Performing a small amount of new material live during an exclusive live London show earlier this week, it became evident that the new record marries well with the Lynchian dramatism of 2014’s Ultraviolence. The breathy ‘White Mustang’ has a natural pace enhanced by the sexualised reverberated moans, and she performs this with a lustful sensuality. There is true menace in the delivery of epically titled ‘When The World Was At War and We Kept Dancing’. Rather than attempting the tremulous politi-pop of Katy Perry, Lana instead comments with a distant thoughtfulness. Similarly, amidst the Beach House dream pop of ‘Coachella In My Mind’, Mother Del Rey muses on the futures of the young girls imitating her own free spirited festival-flora persona in post-Trump Armageddon. Throughout the record we move between the other-worldly, “climb up the H of the Hollywood sign,” and the frighteningly real “what about all these children? What about their children’s children?”

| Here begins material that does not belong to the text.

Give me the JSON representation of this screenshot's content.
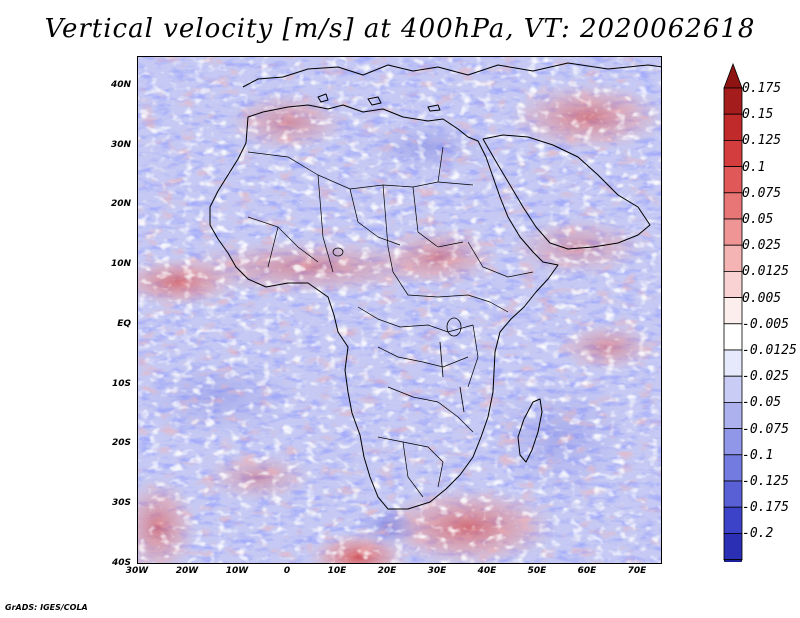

On ’13 Beaches’ woe overwhelms. This is our moment of disruption, our femme fatale facing the camera with teary eyes and delivering like never before; “It hurts to love you, but I still love you.” As Daisy danced heavy-hearted through Baz Lurhman’s Great Gatsby, here you feel a similar desperation for our leading lady, the hopelessness in delivery is more affecting than anything she has written previously. Sadness enthrals throughout this record in a similar manner to Kirsten Dunst’s captivating performance in Lars Von Trier’s epic Melancholia. The all-consuming nature of Justine’s agony and anguish makes for uncomfortable and wholly unmissable watching. Lana’s ability to magnify minute emotional devastation to the giddying scales of her own performance and persona is bewildering. She allows her emotion to pour freely with a purposefulness and strength she had not yet found in the ‘Ride’ referencing closer ‘Get Free’. She used to “just ride” and now “she wants to move out of the black, into the blue.”

She modernises her baroque art deco style on this record with a selection of guest stars and close companions, including The Weeknd, A$AP Rocky and Playboi Carti. Lana has always expressed an infatuation with hip-hop and the ice cold bars enhance the seductiveness of ‘Summer Bummer’. Canadian global star Abel Tesfaye brings ‘Life of the Party’ trip-pop to the album’s heavy hitting title track. Lana brings 50s doo-wap to a dizzying collision with The Weeknd’s future-facing R&B style. The result is pop that is as daring, innovative and entirely captivating. ‘Groupie Love’ reintroduces our Sin City style heroin of ‘Carmen’; it’s a track oozing with assured femininity and overt sexuality, A$AP animating the male counterpart that has been a silent presence in the Del Rey narrative to date. The track is more dimensional as another character comes into view.

On an altogether different collaboration, ‘Beautiful People, Beautiful Problems’, Lana duets with an artist her own sultry growls have so very often been compared to. The results are expectedly divine, Stevie Nicks now meeting Del Rey’s husky high notes with her own characterful vocal. Courtney Love commented earlier this year that Lana has created a world, a persona, an enigma - and this duet with Nicks echoes the sentiment. The original Gold Dust Woman fixated on thoughts of witchcraft and spirituality always performed from a place of truth, and this feels comparable to Lana’s process of constructing her universe of heritage glamour and nostalgic decadence.

The lead single ‘Love’’s booming percussion rings out and Lana’s aching, sophisticated style embraces you like a long forgotten lover. It is Lana of Born To Die era, unapologetically romantic, stars in her eyes, dream pop. Its production is as luxurious as her words and delivery. When the starlet got caught up in technical issues during her London headline show and delivered a pitch perfect acapella rendition of this ground shaking single she personified Lust For Life’s strengths. Stripped of fineries, facades and fables, Lana stands as a balladeer for the new generation, one that lives simultaneously in the past and present.

Lana Del Rey may have a famously feverish fanbase, yet the person most obsessed with the singer is undoubtedly Lana herself. Through a commendable dedication to her fabricated persona, Lust For Life becomes the next electrifying, dramatic and essential scene in Lana Del Rey: the motion picture.